Susan was aghast when she learned of the practice in Mali. “I don’t know what it was that made me jump off into the void,” she says. “I wanted to see what I could do.” Her first trip was in 1997 and she has gone 12 times, staying as long as 10 months. She founded Sini Sanuman (meaning “a healthy tomorrow”) in 2002 after working with three nonprofits.

bicycle riding school

Steady hand: Susan McLucas ’73 gives a helpful push to a student at the Bicycle Riding School.

PHOTO BY BRIGET GANSKE

Capitalizing on on the popularity of local radio, Susan helped produce an album with high-profile musicians singing about genital mutilation.

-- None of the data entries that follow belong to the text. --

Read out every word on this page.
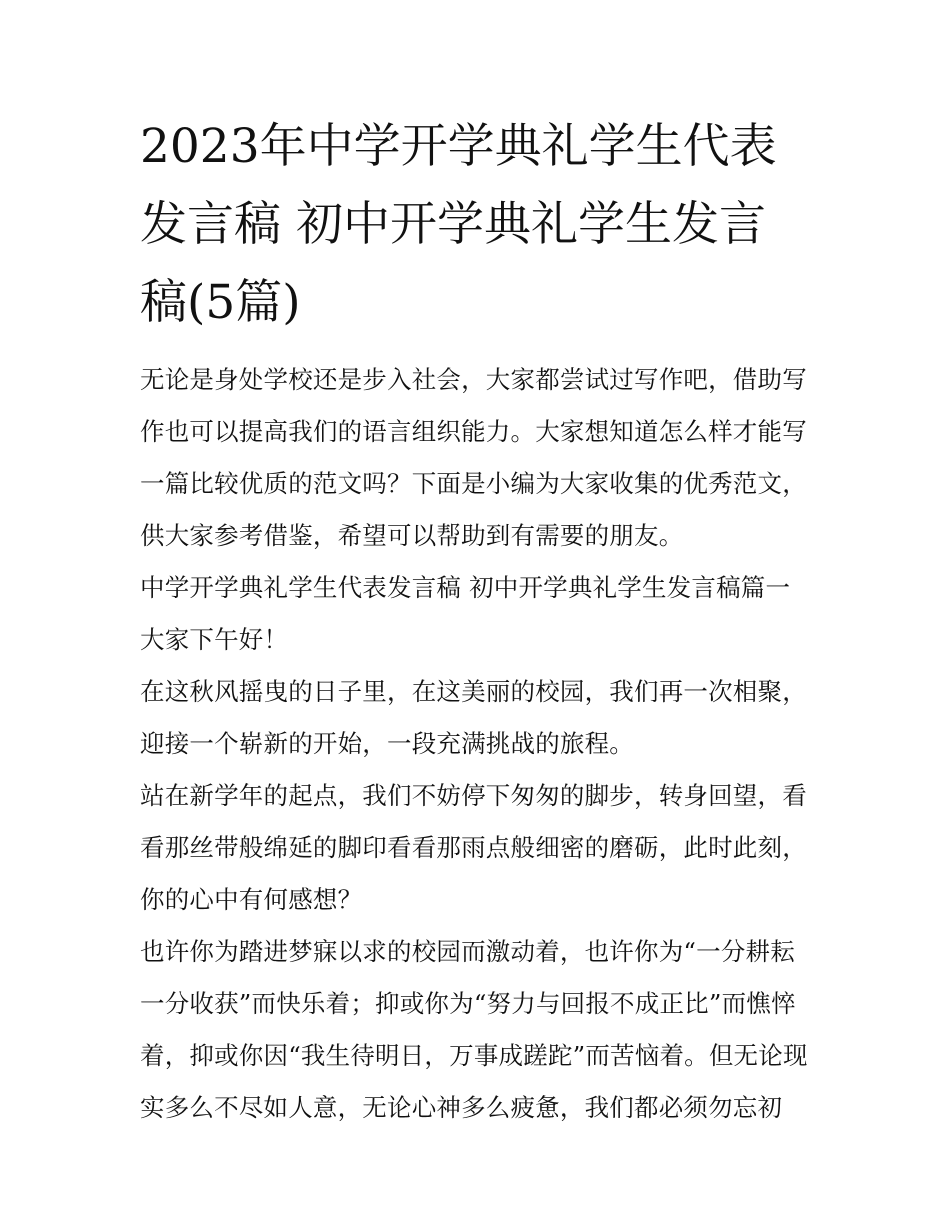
2023年中学开学典礼学生代表发言稿 初中开学典礼学生发言稿(5篇)

无论是身处学校还是步入社会，大家都尝试过写作吧，借助写作也可以提高我们的语言组织能力。大家想知道怎么样才能写一篇比较优质的范文吗？下面是小编为大家收集的优秀范文，供大家参考借鉴，希望可以帮助到有需要的朋友。

中学开学典礼学生代表发言稿 初中开学典礼学生发言稿篇一

大家下午好！

在这秋风摇曳的日子里，在这美丽的校园，我们再一次相聚，迎接一个崭新的开始，一段充满挑战的旅程。

站在新学年的起点，我们不妨停下匆匆的脚步，转身回望，看看那丝带般绵延的脚印看看那雨点般细密的磨砺，此时此刻，你的心中有何感想？

也许你为踏进梦寐以求的校园而激动着，也许你为“一分耕耘一分收获”而快乐着；抑或你为“努力与回报不成正比”而憔悴着，抑或你因“我生待明日，万事成蹉跎”而苦恼着。但无论现实多么不尽如人意，无论心神多么疲惫，我们都必须勿忘初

Twelve radio stations played the songs. “It was the first thing I did that really seemed to work in a big way,” Susan says. She remembers the thrill of excitement bicycling through the capital, Bamako, and hearing the songs playing over the radio.

Susan then made five music videos. (See below for details.) Surprisingly, it wasn’t hard to craft upbeat videos about genital mutilation and its effects, she says. Girls in traditional, vibrantly colorful dress dance to upbeat, acoustic Malian music and sing “Safe Mal”—“it hurts.” Women talk about the joylessness of marriage and childbirth. In one video, a mother vows that her daughter will never be excised.

Sini Sanuman has convinced nine villages to prohibit the practice and 100 excisers to stop performing the procedure. Some 30,000 people—including mayors, religious figures, doctors, and other leaders—have signed a pledge against it.

The National Assembly accepted the signatures in 2007, and is currently working with Sini Sanuman to craft legislation to ban the practice.

“What you need is more and more people to publicly come out and say, ‘I’m not doing this to my family,’” Susan says.